I’m really enjoying Bill Bryson’s current book called The Body. It’s just really interesting research about our whole internal working, but he’s also a comedian so he makes it really funny, so I’m enjoying the science behind that.

Pete Mockaitis
Oh, cool. And how about a favorite tool, something you use to be awesome at your job?

Britt Andreatta
You know, PowerPoint is my go-to thing for everything but I also have been doing a lot of video editing with Camtasia, and so those are two tools I use frequently to do the work that I do.

Pete Mockaitis
All right. And is there a particular nugget you share that really seems to connect and resonate; folks quote it back to you often?

Britt Andreatta
I recently heard from some folks who went through the change training and they just said that they found that they were able to apply it to everything, not only work changes but personal changes. Even just kind of our response to things that are difficult in our life, that that’s a type of change journey as well, and how we resist. So, I oftentimes get people who email me and say, “Hey, thanks for sharing that. I now really see all the ways that I’m resisting or people around me are resisting, and have some new ways to try to help people move through it.”

Pete Mockaitis
All right. And if folks want to learn more or get in touch, where would you point them?

Britt Andreatta
My website is the best place to go BrittAndreatta.com.
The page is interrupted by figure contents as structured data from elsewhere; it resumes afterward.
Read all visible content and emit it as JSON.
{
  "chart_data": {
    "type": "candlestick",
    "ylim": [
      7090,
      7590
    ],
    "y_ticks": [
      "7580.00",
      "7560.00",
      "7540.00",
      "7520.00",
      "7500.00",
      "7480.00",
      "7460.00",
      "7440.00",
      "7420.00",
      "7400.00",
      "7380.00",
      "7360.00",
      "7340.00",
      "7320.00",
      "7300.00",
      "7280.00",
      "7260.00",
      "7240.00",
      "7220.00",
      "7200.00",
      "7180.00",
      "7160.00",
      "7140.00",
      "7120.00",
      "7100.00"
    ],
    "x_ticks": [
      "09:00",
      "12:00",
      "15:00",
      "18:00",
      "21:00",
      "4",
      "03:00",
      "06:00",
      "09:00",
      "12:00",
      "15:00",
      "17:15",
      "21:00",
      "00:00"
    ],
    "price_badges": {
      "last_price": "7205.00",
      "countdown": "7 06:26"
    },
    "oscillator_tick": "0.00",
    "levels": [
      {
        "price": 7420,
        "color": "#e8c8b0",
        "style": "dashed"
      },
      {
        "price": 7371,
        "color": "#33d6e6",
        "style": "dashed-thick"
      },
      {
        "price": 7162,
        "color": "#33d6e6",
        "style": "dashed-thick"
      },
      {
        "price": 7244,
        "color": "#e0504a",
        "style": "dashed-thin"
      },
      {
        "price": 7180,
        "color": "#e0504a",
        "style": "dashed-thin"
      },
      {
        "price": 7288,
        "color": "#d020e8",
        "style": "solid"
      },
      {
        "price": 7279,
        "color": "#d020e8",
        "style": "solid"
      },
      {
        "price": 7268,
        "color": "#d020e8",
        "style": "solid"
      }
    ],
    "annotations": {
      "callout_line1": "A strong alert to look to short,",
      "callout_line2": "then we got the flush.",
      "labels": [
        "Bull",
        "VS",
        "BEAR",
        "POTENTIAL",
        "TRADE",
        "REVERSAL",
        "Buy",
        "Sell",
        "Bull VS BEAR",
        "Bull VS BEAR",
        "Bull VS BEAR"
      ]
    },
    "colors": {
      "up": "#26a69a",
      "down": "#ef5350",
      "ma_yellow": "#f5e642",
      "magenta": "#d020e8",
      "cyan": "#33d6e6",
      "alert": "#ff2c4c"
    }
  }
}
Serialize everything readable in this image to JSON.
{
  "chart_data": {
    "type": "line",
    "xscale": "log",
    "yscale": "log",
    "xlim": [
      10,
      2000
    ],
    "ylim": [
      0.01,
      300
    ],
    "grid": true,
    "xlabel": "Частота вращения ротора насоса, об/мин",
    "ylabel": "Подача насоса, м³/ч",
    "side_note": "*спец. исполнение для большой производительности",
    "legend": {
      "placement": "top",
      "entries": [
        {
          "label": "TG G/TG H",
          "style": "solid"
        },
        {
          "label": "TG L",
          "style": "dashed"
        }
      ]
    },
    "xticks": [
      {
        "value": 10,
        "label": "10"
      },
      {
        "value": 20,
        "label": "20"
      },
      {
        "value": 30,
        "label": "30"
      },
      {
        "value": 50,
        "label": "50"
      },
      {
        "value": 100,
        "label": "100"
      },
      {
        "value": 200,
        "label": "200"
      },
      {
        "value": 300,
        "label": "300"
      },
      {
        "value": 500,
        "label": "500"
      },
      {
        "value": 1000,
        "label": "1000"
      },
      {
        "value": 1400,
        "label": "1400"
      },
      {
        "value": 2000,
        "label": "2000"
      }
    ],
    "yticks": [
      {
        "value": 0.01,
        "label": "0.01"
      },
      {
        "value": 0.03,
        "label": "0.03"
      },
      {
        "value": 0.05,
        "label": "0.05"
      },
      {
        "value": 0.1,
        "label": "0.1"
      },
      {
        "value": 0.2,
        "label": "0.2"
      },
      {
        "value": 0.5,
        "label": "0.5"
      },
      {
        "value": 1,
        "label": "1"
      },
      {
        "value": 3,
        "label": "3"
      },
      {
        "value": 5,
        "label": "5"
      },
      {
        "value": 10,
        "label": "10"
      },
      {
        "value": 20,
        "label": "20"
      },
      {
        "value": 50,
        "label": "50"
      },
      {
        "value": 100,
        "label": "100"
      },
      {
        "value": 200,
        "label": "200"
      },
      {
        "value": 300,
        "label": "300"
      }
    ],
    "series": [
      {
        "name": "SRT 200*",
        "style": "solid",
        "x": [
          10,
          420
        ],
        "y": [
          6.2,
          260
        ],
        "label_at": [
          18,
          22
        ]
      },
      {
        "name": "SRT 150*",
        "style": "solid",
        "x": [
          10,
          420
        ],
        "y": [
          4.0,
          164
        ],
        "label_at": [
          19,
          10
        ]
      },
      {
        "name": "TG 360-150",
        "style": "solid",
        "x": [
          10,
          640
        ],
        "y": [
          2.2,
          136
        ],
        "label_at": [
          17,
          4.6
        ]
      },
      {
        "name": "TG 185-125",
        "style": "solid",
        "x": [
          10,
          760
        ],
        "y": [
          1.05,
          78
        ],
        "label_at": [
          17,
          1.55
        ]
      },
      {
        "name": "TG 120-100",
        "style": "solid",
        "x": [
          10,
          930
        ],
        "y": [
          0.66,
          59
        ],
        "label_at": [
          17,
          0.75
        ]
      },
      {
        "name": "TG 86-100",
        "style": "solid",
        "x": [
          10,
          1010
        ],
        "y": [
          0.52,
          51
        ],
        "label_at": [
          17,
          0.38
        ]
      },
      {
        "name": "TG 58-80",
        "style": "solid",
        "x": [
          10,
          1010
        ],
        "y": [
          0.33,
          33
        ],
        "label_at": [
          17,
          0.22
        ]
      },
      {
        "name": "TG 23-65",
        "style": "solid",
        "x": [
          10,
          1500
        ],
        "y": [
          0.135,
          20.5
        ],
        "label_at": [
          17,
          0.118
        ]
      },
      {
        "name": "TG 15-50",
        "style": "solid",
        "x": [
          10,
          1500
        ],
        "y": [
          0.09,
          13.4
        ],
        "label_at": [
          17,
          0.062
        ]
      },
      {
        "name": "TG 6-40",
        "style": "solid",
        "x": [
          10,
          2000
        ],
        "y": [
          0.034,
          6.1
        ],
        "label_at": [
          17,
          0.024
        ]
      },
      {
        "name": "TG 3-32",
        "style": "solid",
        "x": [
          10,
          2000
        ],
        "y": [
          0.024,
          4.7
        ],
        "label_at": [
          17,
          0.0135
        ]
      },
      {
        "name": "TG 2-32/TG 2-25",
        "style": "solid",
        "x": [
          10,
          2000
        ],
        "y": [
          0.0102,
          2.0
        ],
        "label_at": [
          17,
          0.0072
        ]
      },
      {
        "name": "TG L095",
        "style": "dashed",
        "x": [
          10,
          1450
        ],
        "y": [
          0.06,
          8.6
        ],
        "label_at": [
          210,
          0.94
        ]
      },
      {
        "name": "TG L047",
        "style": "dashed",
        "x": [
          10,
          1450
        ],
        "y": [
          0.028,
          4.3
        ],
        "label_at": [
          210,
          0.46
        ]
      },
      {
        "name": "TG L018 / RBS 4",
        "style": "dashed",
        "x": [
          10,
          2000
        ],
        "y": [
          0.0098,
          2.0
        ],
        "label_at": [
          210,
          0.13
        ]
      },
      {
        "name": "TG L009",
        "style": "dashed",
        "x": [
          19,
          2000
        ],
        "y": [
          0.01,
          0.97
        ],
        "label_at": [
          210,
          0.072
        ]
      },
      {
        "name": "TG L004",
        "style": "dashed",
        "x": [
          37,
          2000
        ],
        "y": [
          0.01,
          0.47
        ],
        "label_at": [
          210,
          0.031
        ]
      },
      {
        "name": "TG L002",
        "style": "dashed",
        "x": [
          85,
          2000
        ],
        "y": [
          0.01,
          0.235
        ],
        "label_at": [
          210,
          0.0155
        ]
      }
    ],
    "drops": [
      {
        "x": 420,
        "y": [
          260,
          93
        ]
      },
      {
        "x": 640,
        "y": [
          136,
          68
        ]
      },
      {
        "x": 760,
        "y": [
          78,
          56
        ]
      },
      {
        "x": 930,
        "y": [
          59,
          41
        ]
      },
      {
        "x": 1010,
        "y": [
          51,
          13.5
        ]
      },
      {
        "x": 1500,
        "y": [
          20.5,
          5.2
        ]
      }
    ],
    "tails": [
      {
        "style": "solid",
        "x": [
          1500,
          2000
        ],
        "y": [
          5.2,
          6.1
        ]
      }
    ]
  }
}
Everything I’m up to is there. And then I love it when people connect with me on LinkedIn. I really do enjoy my community of folks on LinkedIn, so please connect with me. I’d love to hear from you.

Pete Mockaitis
All right. And do you have a final challenge or call to action for folks seeking to be awesome at their jobs?

Britt Andreatta
I would say give yourself permission to have a break. We need more breaks than we need more to-do lists. So, put down the device, go find your knitting or fabric art or running, or whatever gives your brain a break, and just let all this stew around for a while so that you can have some aha moments tomorrow.

Pete Mockaitis
Well, Britt, thank you. This has been a treat. I wish you lots of luck and fun and all the ways that you’re growing and learning and connecting and doing your thing.

Britt Andreatta
Thank you so much, Pete. I love connecting with you. I love your podcast. I love your audience of learners. We’re all part of the same tribe. And I’m excited to stay in touch.